The Spy Within, a documentary essay on friendship and betrayal in the Years of Lead in Spain and terrorism in the Basque Country, takes centre stage in the latest edition of Intervals, a series organised by the Museo Reina Sofía which screens and presents recent films. The film recounts the relationship between Juan Gutiérrez, a mediator between the Spanish State and ETA, and his closest collaborator, Roberto Flórez, a friend and companion who turns out to be a spy for Spain’s Secret Services. Both screenings (23 and 24 February) will be accompanied by a presentation and followed by a discussion with Juan Gutiérrez, the writer Edurne Portela (Saturday 23) and both film-makers.
The film constitutes a multi-layered history of terrorism and the peace process in Euskadi: an intimist and autobiographical account of the effects of conflict on a profoundly political and socially committed middle-class family; a ‘thriller’ on the betrayal and loyalty between two men of differing ideologies who edge closer to the same desire for peace; a social history of violence in the 1980s and 1990s through the figure of the mediator, an invisible subject in chronicles and news reports, forced, through his role in the conflict, to forego Manichean visions.

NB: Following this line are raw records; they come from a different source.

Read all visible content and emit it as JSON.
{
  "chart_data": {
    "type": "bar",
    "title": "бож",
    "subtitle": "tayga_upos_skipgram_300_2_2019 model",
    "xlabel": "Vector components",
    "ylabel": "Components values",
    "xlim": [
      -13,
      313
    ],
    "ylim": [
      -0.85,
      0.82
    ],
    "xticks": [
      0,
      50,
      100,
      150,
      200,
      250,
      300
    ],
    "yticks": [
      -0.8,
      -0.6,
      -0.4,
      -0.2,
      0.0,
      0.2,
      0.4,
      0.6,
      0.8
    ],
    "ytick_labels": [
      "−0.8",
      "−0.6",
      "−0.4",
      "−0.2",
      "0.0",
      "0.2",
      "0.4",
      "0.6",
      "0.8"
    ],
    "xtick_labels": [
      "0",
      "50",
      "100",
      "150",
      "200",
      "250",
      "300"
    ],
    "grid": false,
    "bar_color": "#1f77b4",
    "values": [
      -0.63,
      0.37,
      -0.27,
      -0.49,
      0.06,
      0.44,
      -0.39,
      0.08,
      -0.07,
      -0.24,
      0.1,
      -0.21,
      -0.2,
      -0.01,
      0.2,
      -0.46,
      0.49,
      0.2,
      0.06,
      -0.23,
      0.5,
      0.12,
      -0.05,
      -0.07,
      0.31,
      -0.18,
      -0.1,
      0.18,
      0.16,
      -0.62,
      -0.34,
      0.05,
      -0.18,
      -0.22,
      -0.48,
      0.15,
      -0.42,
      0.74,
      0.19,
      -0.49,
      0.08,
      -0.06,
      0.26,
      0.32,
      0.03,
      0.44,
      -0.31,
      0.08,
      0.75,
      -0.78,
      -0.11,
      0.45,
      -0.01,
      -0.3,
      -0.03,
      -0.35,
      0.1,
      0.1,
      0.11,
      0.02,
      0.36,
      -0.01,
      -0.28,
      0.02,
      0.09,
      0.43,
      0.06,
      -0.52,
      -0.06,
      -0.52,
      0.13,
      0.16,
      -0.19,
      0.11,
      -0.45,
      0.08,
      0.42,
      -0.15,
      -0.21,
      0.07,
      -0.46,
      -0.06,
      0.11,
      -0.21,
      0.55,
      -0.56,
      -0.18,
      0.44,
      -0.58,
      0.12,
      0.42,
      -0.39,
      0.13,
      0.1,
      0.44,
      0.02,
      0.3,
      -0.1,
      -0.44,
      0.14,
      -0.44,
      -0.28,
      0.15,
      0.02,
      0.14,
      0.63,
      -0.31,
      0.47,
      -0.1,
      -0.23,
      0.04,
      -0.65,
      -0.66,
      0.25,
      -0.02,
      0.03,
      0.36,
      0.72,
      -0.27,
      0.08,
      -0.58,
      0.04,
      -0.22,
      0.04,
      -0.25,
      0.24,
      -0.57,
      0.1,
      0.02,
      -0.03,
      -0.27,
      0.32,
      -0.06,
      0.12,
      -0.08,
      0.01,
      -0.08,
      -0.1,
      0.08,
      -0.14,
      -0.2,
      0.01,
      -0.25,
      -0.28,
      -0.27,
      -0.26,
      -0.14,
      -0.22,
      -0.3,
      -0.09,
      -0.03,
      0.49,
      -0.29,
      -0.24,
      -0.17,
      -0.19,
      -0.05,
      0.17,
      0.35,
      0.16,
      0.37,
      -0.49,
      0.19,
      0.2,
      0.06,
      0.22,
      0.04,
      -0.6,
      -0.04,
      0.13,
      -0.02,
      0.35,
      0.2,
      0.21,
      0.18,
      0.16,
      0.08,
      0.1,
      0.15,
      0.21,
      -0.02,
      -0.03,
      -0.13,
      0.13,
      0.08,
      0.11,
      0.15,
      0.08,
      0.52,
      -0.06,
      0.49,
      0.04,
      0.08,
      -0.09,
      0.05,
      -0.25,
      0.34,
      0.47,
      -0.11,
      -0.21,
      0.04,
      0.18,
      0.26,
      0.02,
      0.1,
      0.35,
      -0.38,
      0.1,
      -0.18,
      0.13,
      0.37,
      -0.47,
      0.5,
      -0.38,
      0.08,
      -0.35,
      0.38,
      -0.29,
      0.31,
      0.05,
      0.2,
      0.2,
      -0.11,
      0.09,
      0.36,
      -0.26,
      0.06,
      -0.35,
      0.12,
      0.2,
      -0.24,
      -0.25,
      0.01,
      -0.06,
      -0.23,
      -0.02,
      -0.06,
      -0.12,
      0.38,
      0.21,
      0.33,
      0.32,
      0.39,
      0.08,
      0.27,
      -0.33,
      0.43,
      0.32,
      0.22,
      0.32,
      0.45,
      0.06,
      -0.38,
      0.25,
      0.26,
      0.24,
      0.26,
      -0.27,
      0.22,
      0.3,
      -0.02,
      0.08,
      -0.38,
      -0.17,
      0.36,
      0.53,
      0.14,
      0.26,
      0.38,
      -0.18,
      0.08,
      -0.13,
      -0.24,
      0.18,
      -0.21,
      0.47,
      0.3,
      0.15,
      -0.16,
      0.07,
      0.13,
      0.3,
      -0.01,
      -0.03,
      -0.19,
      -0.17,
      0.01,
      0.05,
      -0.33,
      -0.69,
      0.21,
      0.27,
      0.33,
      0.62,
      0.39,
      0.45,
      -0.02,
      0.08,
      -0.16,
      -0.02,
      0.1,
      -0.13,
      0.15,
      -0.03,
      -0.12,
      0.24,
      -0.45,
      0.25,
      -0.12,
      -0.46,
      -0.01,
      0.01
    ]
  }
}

Ana Schulz, the daughter of Juan Gutiérrez, and her partner, film-maker Cristóbal Fernández, explore and reconstruct, via conversations, interviews and research, the figure of Roberto Flórez – his presence in the family and his influence on how the conversations between the State and terrorists evolved, in addition to his sudden disappearance after his real mission was uncovered, and the forced acceptance of his absence and return a decade later by the mediator and his family circle.

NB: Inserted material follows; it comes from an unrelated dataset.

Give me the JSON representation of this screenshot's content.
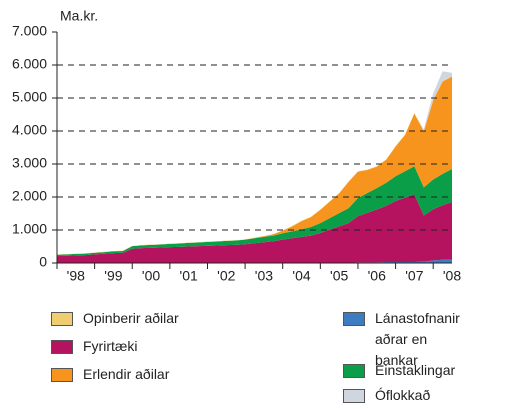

The Spy Within is a wholly unique film on terrorism and violence in the Basque Country, distancing itself from fiction and documentary to combine both languages in a multi-level reflection (on a friendship, family, social, and political level) on the path followed by a conflict. The realisation that mediation is a process based on trust, on a very different concept of the tradition of neutrality and equidistance, pervades the film’s language and narration, and, ultimately, the film is assembled as a process, where tradition, friends and ideology are presented as a road leading towards an unpredictable end.